Вот позвали и нас. Министров развели каждого по отдельной комнате, и они тут же повысовывались из больших окошек. А нас, студентов — так нас стали называть в Минусинске, — поместили в одну, большую, как раз под министрами.
Пароход два раза прокричал, в нем что-то загремело, застучало. Мои товарищи уцепились покрепче за лавки. Особенно Шилаа испугался. На горбатом носу будто роса выступила. Можно было подумать, что он сидит на необъезженном коне. Я тоже уселся попрочнее. На всякий случай.
— Чего боитесь?! Пароход — славная вещь. В восемнадцатом году, когда нас белые захватили, мы на таком же ехали, — стал нас успокаивать Монге.
— Как же не бояться? — Шилаа отер пот и попытался улыбнуться. — Шумит-то как! Расшибет дно — куда денешься?
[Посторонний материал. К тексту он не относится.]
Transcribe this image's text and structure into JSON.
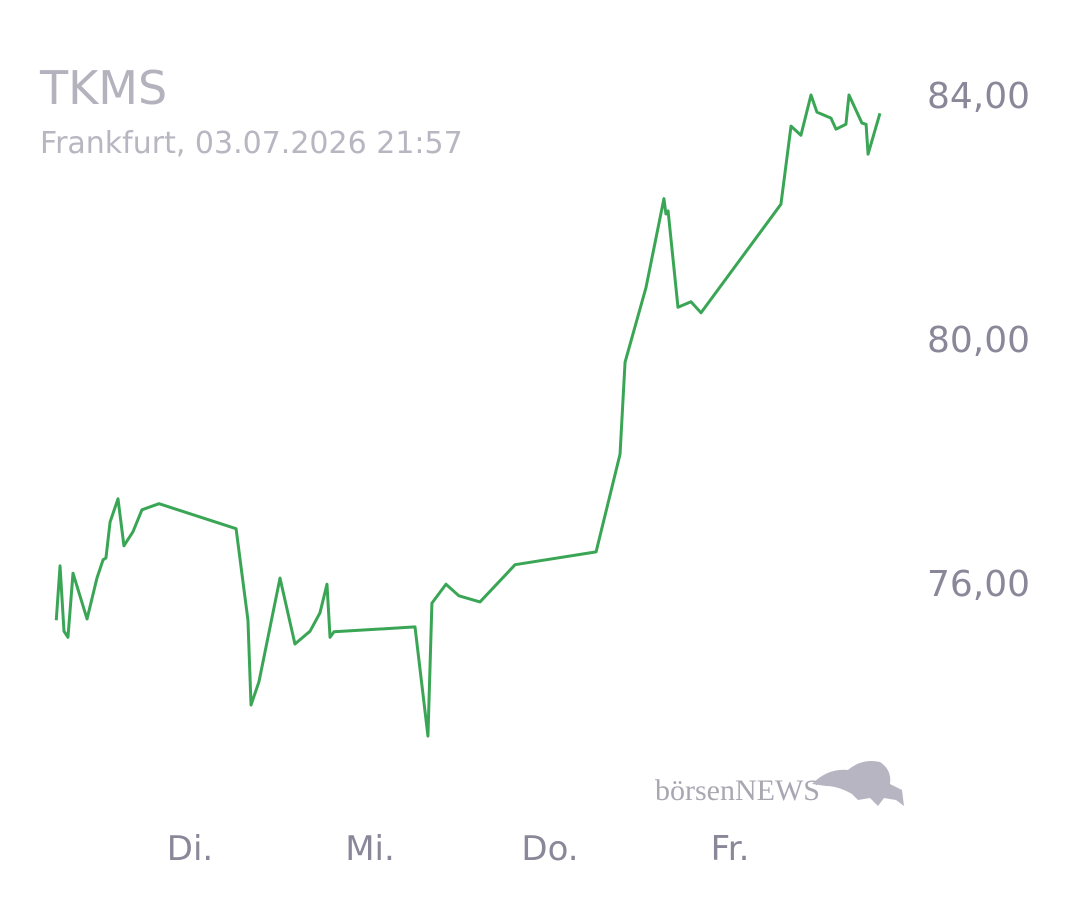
{
  "chart_data": {
    "type": "line",
    "title": "TKMS",
    "subtitle": "Frankfurt, 03.07.2026 21:57",
    "watermark": "börsenNEWS",
    "xlim": [
      0,
      5
    ],
    "xticks": [
      {
        "value": 1,
        "label": "Di."
      },
      {
        "value": 2,
        "label": "Mi."
      },
      {
        "value": 3,
        "label": "Do."
      },
      {
        "value": 4,
        "label": "Fr."
      }
    ],
    "ylim": [
      72.5,
      84.5
    ],
    "yticks": [
      {
        "value": 76,
        "label": "76,00"
      },
      {
        "value": 80,
        "label": "80,00"
      },
      {
        "value": 84,
        "label": "84,00"
      }
    ],
    "grid": false,
    "series": [
      {
        "color": "#3aa655",
        "x": [
          0.257,
          0.278,
          0.3,
          0.322,
          0.35,
          0.428,
          0.483,
          0.517,
          0.533,
          0.556,
          0.6,
          0.633,
          0.683,
          0.733,
          0.828,
          1.256,
          1.322,
          1.339,
          1.383,
          1.5,
          1.583,
          1.667,
          1.722,
          1.761,
          1.778,
          1.8,
          2.25,
          2.322,
          2.344,
          2.422,
          2.494,
          2.611,
          2.806,
          3.256,
          3.389,
          3.417,
          3.533,
          3.633,
          3.644,
          3.656,
          3.711,
          3.783,
          3.839,
          4.283,
          4.339,
          4.394,
          4.45,
          4.483,
          4.561,
          4.589,
          4.644,
          4.661,
          4.733,
          4.756,
          4.767,
          4.833
        ],
        "values": [
          75.39,
          76.28,
          75.21,
          75.11,
          76.16,
          75.41,
          76.08,
          76.38,
          76.41,
          77.0,
          77.38,
          76.61,
          76.84,
          77.2,
          77.3,
          76.89,
          75.39,
          74.0,
          74.38,
          76.08,
          75.0,
          75.21,
          75.51,
          75.98,
          75.11,
          75.2,
          75.28,
          73.49,
          75.67,
          75.98,
          75.79,
          75.69,
          76.3,
          76.51,
          78.11,
          79.62,
          80.84,
          82.3,
          82.05,
          82.1,
          80.52,
          80.61,
          80.43,
          82.21,
          83.49,
          83.34,
          84.0,
          83.72,
          83.62,
          83.44,
          83.52,
          84.0,
          83.54,
          83.52,
          83.03,
          83.7
        ]
      }
    ]
  }
}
И не выскочишь!..
Пароход крикнул еще три раза, постоял немного и поплыл по протоке.
Река раздалась. Пароход пошел быстрее.
Только на следующий день вышли мы в первый раз из своей комнаты-каюты и осмелились прогуляться по палубе. А уж потом нас и насильно не увели бы обратно в каюту. Без устали любовались мы Енисеем. Не могли надышаться свежим воздухом. Всматривались в даль, которой не было конца.
Енисей то разливался, как озеро, тихими плесами, то, стиснутый каменными берегами, сердито ревел и пенился на перекатах. Горные кручи старались сжать этот поток, но Енисей раздвигал горы и опять вырывался на широкий простор. Снова набегали на нас поселки, снова от берегов до самого горизонта простирались поля.
— Смотрите, смотрите! — закричал Шилаа.
— Что случилось?
— Где?
— Вон, перед скалой!
Мы пригляделись. Возле берега пили воду маралы, не обращая никакого внимания на пароход.
Казалось, пути не будет конца, но мы готовы были плыть и плыть. Думали, что могучий Енисей донесет нас на своем сильном хребте до самой Москвы. Ведь нашему «водяному дому» всех и дел, как тарахтеть!
«Улуг-Хем, — с нежностью повторяли мы. — Улуг-Хем…»
Даже песню сочинили:
Несется по Улуг-Хему
Славный пароход.
Великая Москва
Уму-разуму нас научит…
Нет, не довез нас пароход до Москвы. С вышки над палубой перегнулся низенький толстяк с короткими усиками, прокричал в блестящую трубу:
— А ну, спускайтесь вниз! Красноярск скоро.
Никто и не подумал уходить с палубы. А тут еще пароход загудел. А навстречу — другой пароход, поменьше нашего, весь закопченный и без людей, а к нему длинной веревкой привязана огромная лодка, больше самого парохода, и он эту лодку тащит против течения! И еще пароход… И еще!